Had we actually ‘caught up’ at all?
See, this is thing about being a Supermum. You don’t get the name ‘Super’ by ‘catching up’, when there is a toddler to save.
Driving home I was so relieved to have my daughter safely strapped in her car seat, that it made me think back to the first time I had discovered the Supermum in me.
It was at a baby shower, fit with concrete stairs, and glass coffee tables.
A stunning setting to enjoy a glass of bubbles and appreciate the view.
If only that mother with the wild hair would stop running around in circles after her toddler (who had snatched the cheese knife and was ready to duel) shrieking commands and waving her arms.
That was me. I was the mother with the wild hair. I had made the terrible mistake of preparing myself for an afternoon of socialising. I didn’t realise I would become a lone superhero, darting between cheese platters and high heels.
When I finally gave up and made my exit, I stood in the driveway and cried. Ugly cried. Kim Kardashian needing a divorce after 72 days of marriage cried.
I was exhausted. I was embarrassed. And I hadn’t even spoken to the host of the shower, the whole reason I had gone.
Worst of all, I felt alone.
I felt angry. Angry at everyone who had been able to sit with a drink and make conversation. Angry at the funny looks I received as I carried my toddler like a surfboard as she kicked and screamed. Angry that my friends hadn’t, and couldn’t, understand.
Angry that I was angry.
Angry that I had been so naïve.
One of the biggest things I have learned about motherhood is the importance of perspective. In this instance, I had incorrectly perceived the baby shower to be a social event.

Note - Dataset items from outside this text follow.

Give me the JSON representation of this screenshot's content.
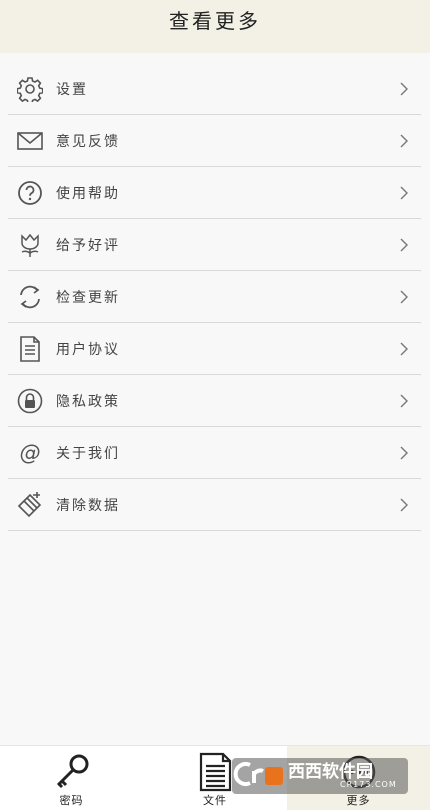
{
  "header": {
    "title": "查看更多"
  },
  "menu": [
    {
      "icon": "gear-icon",
      "label": "设置"
    },
    {
      "icon": "envelope-icon",
      "label": "意见反馈"
    },
    {
      "icon": "question-icon",
      "label": "使用帮助"
    },
    {
      "icon": "flower-icon",
      "label": "给予好评"
    },
    {
      "icon": "refresh-icon",
      "label": "检查更新"
    },
    {
      "icon": "document-icon",
      "label": "用户协议"
    },
    {
      "icon": "lock-icon",
      "label": "隐私政策"
    },
    {
      "icon": "at-icon",
      "label": "关于我们"
    },
    {
      "icon": "eraser-icon",
      "label": "清除数据"
    }
  ],
  "tabbar": {
    "tabs": [
      {
        "icon": "key-icon",
        "label": "密码"
      },
      {
        "icon": "document-icon",
        "label": "文件"
      },
      {
        "icon": "more-icon",
        "label": "更多"
      }
    ],
    "active_index": 2
  },
  "watermark": {
    "text": "西西软件园",
    "sub": "CR173.COM"
  },
  "colors": {
    "header_bg": "#f3f0e5",
    "page_bg": "#f8f8f8",
    "divider": "#d9d9d9",
    "icon": "#555555"
  }
}
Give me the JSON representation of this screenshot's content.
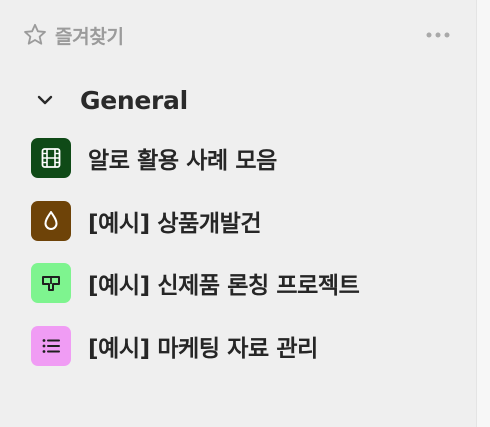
{
  "favorites": {
    "title": "즐겨찾기",
    "icon": "star-outline-icon",
    "more_icon": "more-horizontal-icon"
  },
  "group": {
    "label": "General",
    "icon": "chevron-down-icon"
  },
  "pages": [
    {
      "label": "알로 활용 사례 모음",
      "icon": "film-icon",
      "color": "#0f4a17"
    },
    {
      "label": "[예시] 상품개발건",
      "icon": "drop-icon",
      "color": "#6e4308"
    },
    {
      "label": "[예시] 신제품 론칭 프로젝트",
      "icon": "signboard-icon",
      "color": "#7ef48f"
    },
    {
      "label": "[예시] 마케팅 자료 관리",
      "icon": "list-icon",
      "color": "#f09cf4"
    }
  ]
}
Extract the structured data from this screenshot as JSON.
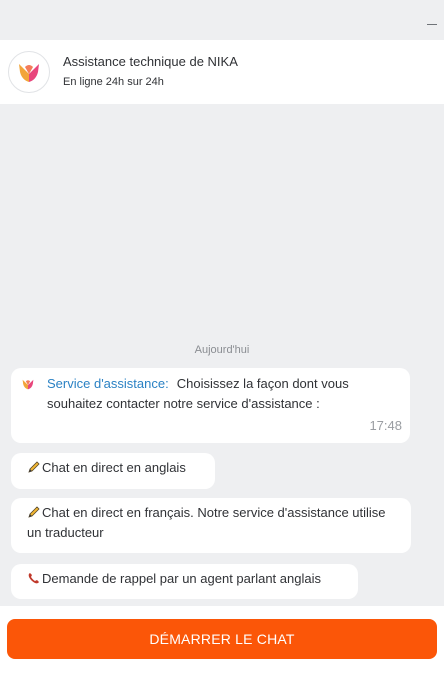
{
  "window": {
    "minimize_icon": "minimize-icon"
  },
  "header": {
    "title": "Assistance technique de NIKA",
    "status": "En ligne 24h sur 24h",
    "avatar_icon": "nika-logo-icon"
  },
  "chat": {
    "date_separator": "Aujourd'hui",
    "message": {
      "sender": "Service d'assistance:",
      "text": "Choisissez la façon dont vous souhaitez contacter notre service d'assistance :",
      "time": "17:48"
    },
    "options": [
      {
        "icon": "pencil-icon",
        "label": "Chat en direct en anglais"
      },
      {
        "icon": "pencil-icon",
        "label": "Chat en direct en français. Notre service d'assistance utilise un traducteur"
      },
      {
        "icon": "phone-icon",
        "label": "Demande de rappel par un agent parlant anglais"
      }
    ]
  },
  "footer": {
    "start_button_label": "DÉMARRER LE CHAT"
  },
  "colors": {
    "accent": "#fb5608",
    "sender": "#2b82c4",
    "background": "#eeeff1"
  }
}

Today, I know that when I attend adult gatherings with my toddler that these will not be ‘social events’. I am prepared to wear my Superman panties and burn an impressive amount of calories as I treat friends’ houses like rugby fields, throwing myself in front of danger.
Understanding that this was my new norm was a shock to the system. And, realising that most of those who are close to me don’t live in this super world was even harder.
Although Supermum still feels a pang of jealousy as she sees friends drinking wine out of glasses that don’t require lids or straws, she is smarter when taking her toddler into adult territory.
Smarter in understanding that sometimes it is better to decline some invitations, should these involve open water, sharp knives, or concrete staircases.
Sometimes, people won’t understand this, and will still ask quizzically “why can’t you just bring her along?”
One day, they will.
But if you do decide to brave unchartered territory as Supermum, be prepared for an afternoon of super deeds, rather than conversation.
Even better, start surrounding yourself with other Supermums, who understand your strange social requirements.Enjoy some adult conversation while high chairs and packed lunches keep toddlers still for a few minutes (just avoid the flying muffins). Indulge in the joy that is being a mother, and the hilarity of some of the situations our toddlers manage to get us in to with the knowledge that your fellow Supermums are right there with you.
So, here’s to all you other Supermums out there.
I see you.
And I know, that you too, are doing a super job.